Essential Duties And Responsibilities
- Maintains deep understanding of DeepHealth's IT-related technology and processes for all applications and systems.
- Develops and executes a strategic CyberSecurity vision aligned with organizational goals.
- Provides leadership in the planning and implementation of CyberSecurity programs and initiatives.

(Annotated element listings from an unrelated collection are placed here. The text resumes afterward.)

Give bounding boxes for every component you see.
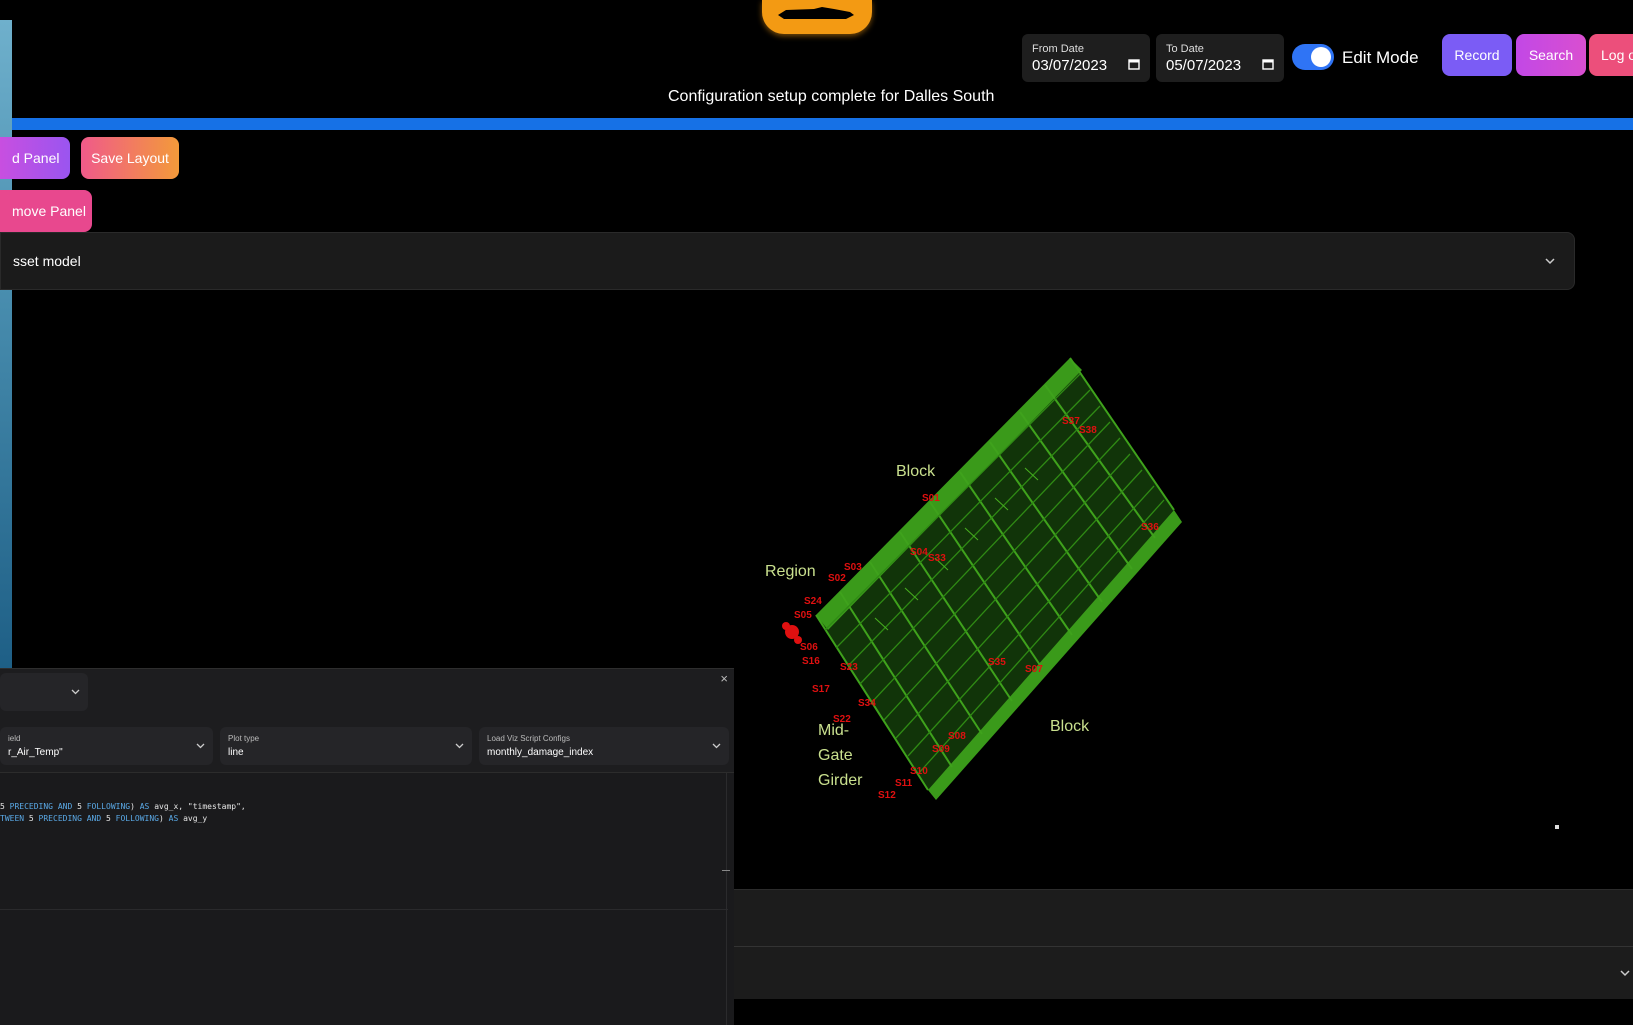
load-viz-label: Load Viz Script Configs [487,734,571,743]
sensor-label[interactable]: S04 [910,547,928,558]
sensor-cluster [782,622,802,644]
accordion-title: sset model [13,253,81,269]
edit-mode-toggle[interactable] [1292,44,1334,70]
plot-type-label: Plot type [228,734,260,743]
sensor-label[interactable]: S06 [800,642,818,653]
edit-mode-label: Edit Mode [1342,48,1419,67]
field-select-label: ield [8,734,21,743]
save-layout-button[interactable]: Save Layout [81,137,179,179]
from-date-field[interactable]: From Date 03/07/2023 [1022,34,1150,82]
label-line: Mid- [818,722,850,739]
sensor-label[interactable]: S01 [922,493,940,504]
panel-dropdown[interactable] [0,673,88,711]
label-line: Gate [818,747,853,764]
code-line: TWEEN 5 PRECEDING AND 5 FOLLOWING) AS av… [0,814,208,823]
logout-button[interactable]: Log o [1589,34,1633,76]
sensor-label[interactable]: S12 [878,790,896,801]
app-logo[interactable] [762,0,872,34]
calendar-icon[interactable] [1128,58,1140,70]
toggle-knob [1311,47,1331,67]
block-top-label: Block [896,463,936,480]
boat-logo-icon [778,7,854,19]
girder-structure [815,357,1182,800]
code-line: 5 PRECEDING AND 5 FOLLOWING) AS avg_x, "… [0,802,246,811]
from-date-value[interactable]: 03/07/2023 [1032,57,1107,74]
collapsed-section-dropdown[interactable] [734,946,1633,999]
sensor-label[interactable]: S38 [1079,425,1097,436]
sensor-label[interactable]: S34 [858,698,876,709]
sensor-label[interactable]: S05 [794,610,812,621]
sensor-label[interactable]: S03 [844,562,862,573]
resize-handle[interactable] [1555,825,1559,829]
search-button[interactable]: Search [1516,34,1586,76]
sensor-label[interactable]: S02 [828,573,846,584]
viz-config-panel: × ield r_Air_Temp" Plot type line Load V… [0,668,734,1025]
plot-type-select[interactable]: Plot type line [220,727,472,765]
chevron-down-icon[interactable] [1619,967,1631,979]
sensor-label[interactable]: S24 [804,596,822,607]
chevron-down-icon[interactable] [71,687,80,696]
sensor-label[interactable]: S23 [840,662,858,673]
label-line: Girder [818,772,863,789]
record-button[interactable]: Record [1442,34,1512,76]
region-label: Region [765,563,816,580]
close-icon[interactable]: × [720,671,728,686]
mid-gate-girder-label: Mid- Gate Girder [818,718,862,793]
sensor-label[interactable]: S16 [802,656,820,667]
sensor-label[interactable]: S11 [895,778,913,789]
sensor-label[interactable]: S35 [988,657,1006,668]
sensor-label[interactable]: S10 [910,766,928,777]
collapsed-section[interactable] [734,889,1633,946]
editor-scrollbar[interactable] [726,773,727,1025]
asset-model-accordion[interactable]: sset model [0,232,1575,290]
status-message: Configuration setup complete for Dalles … [668,88,995,105]
sensor-label[interactable]: S09 [932,744,950,755]
to-date-value[interactable]: 05/07/2023 [1166,57,1241,74]
left-sidebar-strip [0,20,12,668]
calendar-icon[interactable] [1262,58,1274,70]
from-date-label: From Date [1032,43,1084,55]
sensor-label[interactable]: S17 [812,684,830,695]
sensor-label[interactable]: S36 [1141,522,1159,533]
code-editor[interactable]: 5 PRECEDING AND 5 FOLLOWING) AS avg_x, "… [0,772,734,1025]
scrollbar-thumb[interactable] [722,870,730,871]
chevron-down-icon[interactable] [1544,255,1556,267]
to-date-field[interactable]: To Date 05/07/2023 [1156,34,1284,82]
sensor-label[interactable]: S37 [1062,416,1080,427]
editor-divider [0,909,728,910]
load-viz-value: monthly_damage_index [487,747,594,758]
plot-type-value: line [228,747,244,758]
sensor-label[interactable]: S08 [948,731,966,742]
sensor-label[interactable]: S07 [1025,664,1043,675]
field-select[interactable]: ield r_Air_Temp" [0,727,213,765]
chevron-down-icon[interactable] [712,741,721,750]
sensor-label[interactable]: S33 [928,553,946,564]
remove-panel-button[interactable]: move Panel [0,190,92,232]
load-viz-config-select[interactable]: Load Viz Script Configs monthly_damage_i… [479,727,729,765]
to-date-label: To Date [1166,43,1204,55]
chevron-down-icon[interactable] [455,741,464,750]
chevron-down-icon[interactable] [196,741,205,750]
block-right-label: Block [1050,718,1090,735]
progress-bar [12,118,1633,130]
add-panel-button[interactable]: d Panel [0,137,70,179]
field-select-value: r_Air_Temp" [8,747,63,758]
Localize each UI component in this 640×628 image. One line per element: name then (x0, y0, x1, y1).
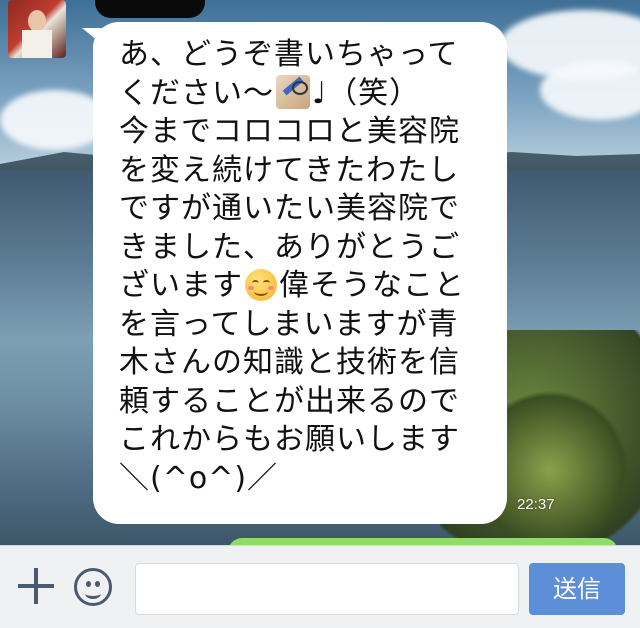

- Identify, assess, and prioritize CyberSecurity risks and vulnerabilities.
- Implements risk mitigation strategies and ensure compliance with industry standards and regulations.
- Provides insights and recommendations on risk management to IT and executive leadership.
- Leads incident response efforts, coordinating with internal teams and external partners.
- Establishes, maintains and tests an effective incident response plan.
- Participates in the review and development of IT Policy documentation.
- Designs and implements robust security architectures for networks, systems, and applications.
- Ensures the integration of security measures into the organization's infrastructure.
- Directs, builds, and leads a high-performing CyberSecurity team.
- Fosters a culture of continuous learning and professional development.
- Stays current with CyberSecurity laws, regulations, and industry best practices.
- Ensures compliance with relevant standards and frameworks.
- Collaborates to develop and manage CyberSecurity awareness programs for employees.
- Promotes a culture of security consciousness throughout the organization.
- Works closely with IT teams, legal, compliance, and other stakeholders to align CyberSecurity initiatives with business objectives.
- Collaborates with external partners, vendors, and industry peers.
- Manages security aspects related to public cloud infrastructure, ensuring a secure and compliant cloud environment
- Develops and implements strategies for monitoring and securing cloud-based assets and services.
- Collaborates with cloud service providers to enhance security controls and practices.
- Ensures the alignment of cloud security measures with overall organizational CyberSecurity goals.
PLEASE NOTE: This is not an exhaustive list of all duties, responsibilities and requirements of the position described above. Other functions may be assigned and management retains the right to add or change duties at any time.